You can can also use this to produce translations for any number of languages by creating a template (POT) file, having them translated by various translators, and upload the results as a bundle. This option will get even more exciting with stage 3, when user data (e.g. custom fields and options) will be translated as well.
 
Another application of the new hooks could be to create an extension with a programmed word replacement, where you could make sure it does the right thing in all places when, for example, replacing 'Member' with 'Supporter'.
 
Yet another application could be, to create an extension to finally get rid of the eternal problem with strings like 'to', that need to be translated to different strings in other languages, depending on the context. It was, until now, not possible to differentiate between those in translation, which always made the user experience slightly bumpy.
 
As you can see, this project opens up a lot of opportunities to improve CiviCRM's user experience, especially in an international context. I'm still excited about the possibilities.
 
Stay tuned, play with the prototypes, and feel free to give feedback!

Comments

It's pretty exciting to see you moving forward with this!

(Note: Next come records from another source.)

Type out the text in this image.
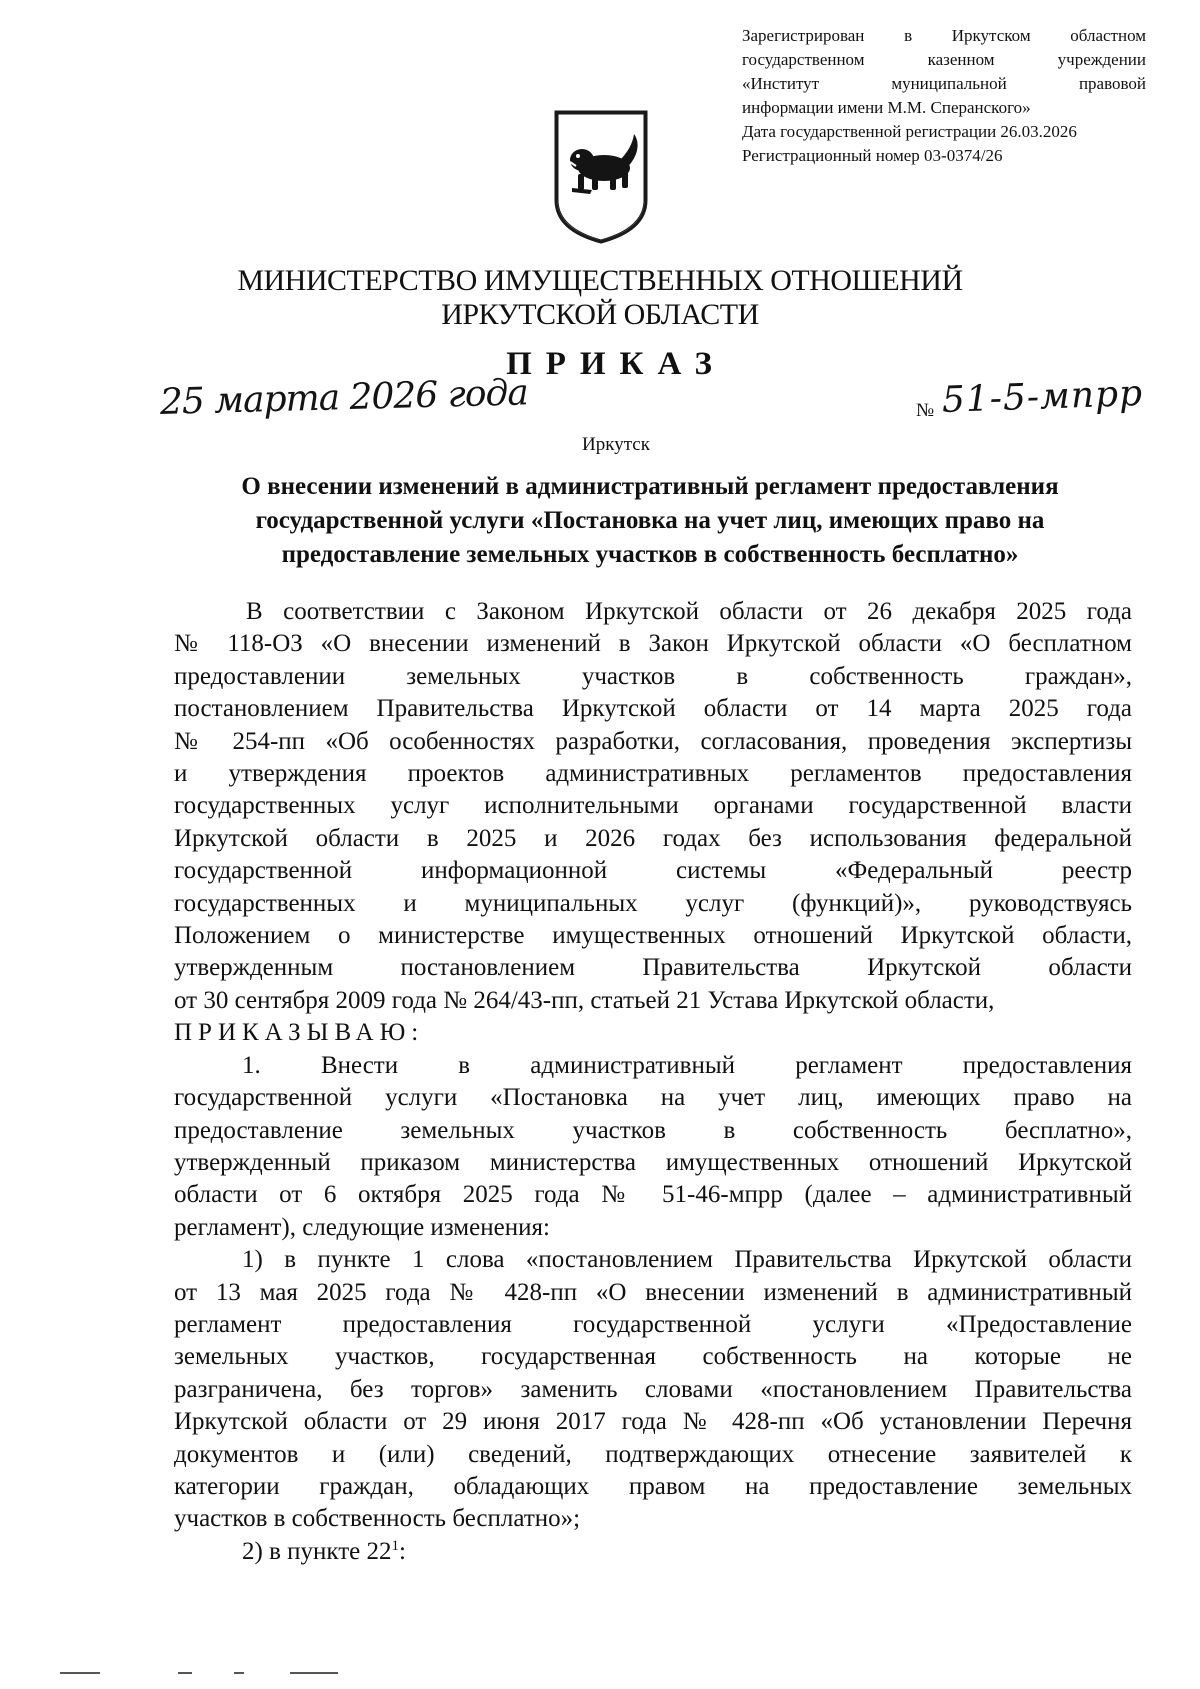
Зарегистрирован в Иркутском областном
государственном казенном учреждении
«Институт муниципальной правовой
информации имени М.М. Сперанского»
Дата государственной регистрации 26.03.2026
Регистрационный номер 03-0374/26
МИНИСТЕРСТВО ИМУЩЕСТВЕННЫХ ОТНОШЕНИЙ
ИРКУТСКОЙ ОБЛАСТИ
ПРИКАЗ
25 марта 2026 года	№ 51-5-мпрр
Иркутск
О внесении изменений в административный регламент предоставления
государственной услуги «Постановка на учет лиц, имеющих право на
предоставление земельных участков в собственность бесплатно»
В соответствии с Законом Иркутской области от 26 декабря 2025 года
№ 118-ОЗ «О внесении изменений в Закон Иркутской области «О бесплатном
предоставлении земельных участков в собственность граждан»,
постановлением Правительства Иркутской области от 14 марта 2025 года
№ 254-пп «Об особенностях разработки, согласования, проведения экспертизы
и утверждения проектов административных регламентов предоставления
государственных услуг исполнительными органами государственной власти
Иркутской области в 2025 и 2026 годах без использования федеральной
государственной информационной системы «Федеральный реестр
государственных и муниципальных услуг (функций)», руководствуясь
Положением о министерстве имущественных отношений Иркутской области,
утвержденным постановлением Правительства Иркутской области
от 30 сентября 2009 года № 264/43-пп, статьей 21 Устава Иркутской области,
ПРИКАЗЫВАЮ:
1. Внести в административный регламент предоставления
государственной услуги «Постановка на учет лиц, имеющих право на
предоставление земельных участков в собственность бесплатно»,
утвержденный приказом министерства имущественных отношений Иркутской
области от 6 октября 2025 года № 51-46-мпрр (далее – административный
регламент), следующие изменения:
1) в пункте 1 слова «постановлением Правительства Иркутской области
от 13 мая 2025 года № 428-пп «О внесении изменений в административный
регламент предоставления государственной услуги «Предоставление
земельных участков, государственная собственность на которые не
разграничена, без торгов» заменить словами «постановлением Правительства
Иркутской области от 29 июня 2017 года № 428-пп «Об установлении Перечня
документов и (или) сведений, подтверждающих отнесение заявителей к
категории граждан, обладающих правом на предоставление земельных
участков в собственность бесплатно»;
2) в пункте $22^1$:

For folks who weren't in the conversation at Bamford and who don't do a whole lot with internationalization, I just want to add a little bit more of the context. CiviCRM's translation generally works fine if the site starts with one language and sticks with it, and it also supports multiple languages. Each additional language comes with a cost (requiring a set of additional MySQL columns on many tables) -- and MySQL imposes some hard limits on the number columns. The extra technical cost is fine for 2 or 3 languages but becomes problematic with 10 languages.

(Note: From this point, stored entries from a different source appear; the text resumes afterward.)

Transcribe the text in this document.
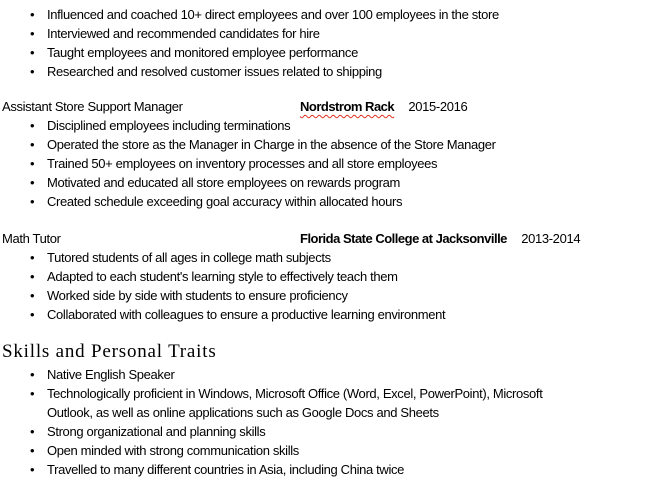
• Influenced and coached 10+ direct employees and over 100 employees in the store
• Interviewed and recommended candidates for hire
• Taught employees and monitored employee performance
• Researched and resolved customer issues related to shipping
Assistant Store Support Manager	Nordstrom Rack 2015-2016
• Disciplined employees including terminations
• Operated the store as the Manager in Charge in the absence of the Store Manager
• Trained 50+ employees on inventory processes and all store employees
• Motivated and educated all store employees on rewards program
• Created schedule exceeding goal accuracy within allocated hours
Math Tutor	Florida State College at Jacksonville 2013-2014
• Tutored students of all ages in college math subjects
• Adapted to each student's learning style to effectively teach them
• Worked side by side with students to ensure proficiency
• Collaborated with colleagues to ensure a productive learning environment
Skills and Personal Traits
• Native English Speaker
• Technologically proficient in Windows, Microsoft Office (Word, Excel, PowerPoint), Microsoft Outlook, as well as online applications such as Google Docs and Sheets
• Strong organizational and planning skills
• Open minded with strong communication skills
• Travelled to many different countries in Asia, including China twice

The basic idea here is to shift some of the multilingual work out of MySQL and into gettext. MySQL is a general-purpose data-store... and gettext is a specialized data-store optimized for translation of strings across many languages. The great thing is that gettext performs well at runtime; it's a de-facto standard for software translation projects; and it's already used for large parts of Civi's translation. What's the catch? The workflows are usually geared toward the needs of experts (translators/developers), but Civi's ecosystem is diverse (including experts and novices), and the current MySQL approach has better options for reaching novices. Making something comparable with a pure-gettext runtime definitely calls for some R&D (design/tooling/development/documentation/etc).

I really like how l10nx is oriented around extensions. That means Bjoern (and other experts, hopefully!) can collaborate on this publicly and deploy the iterations as needed -- even while less sophisticated users can continue with the built-in translation mechanisms (and hopefully lend some moral support!).

Great stuff. I continue to be amazed how many projects you are involved with enabling & collaborating on Tim. 

Bjoern - great to see you picking this up & running with it.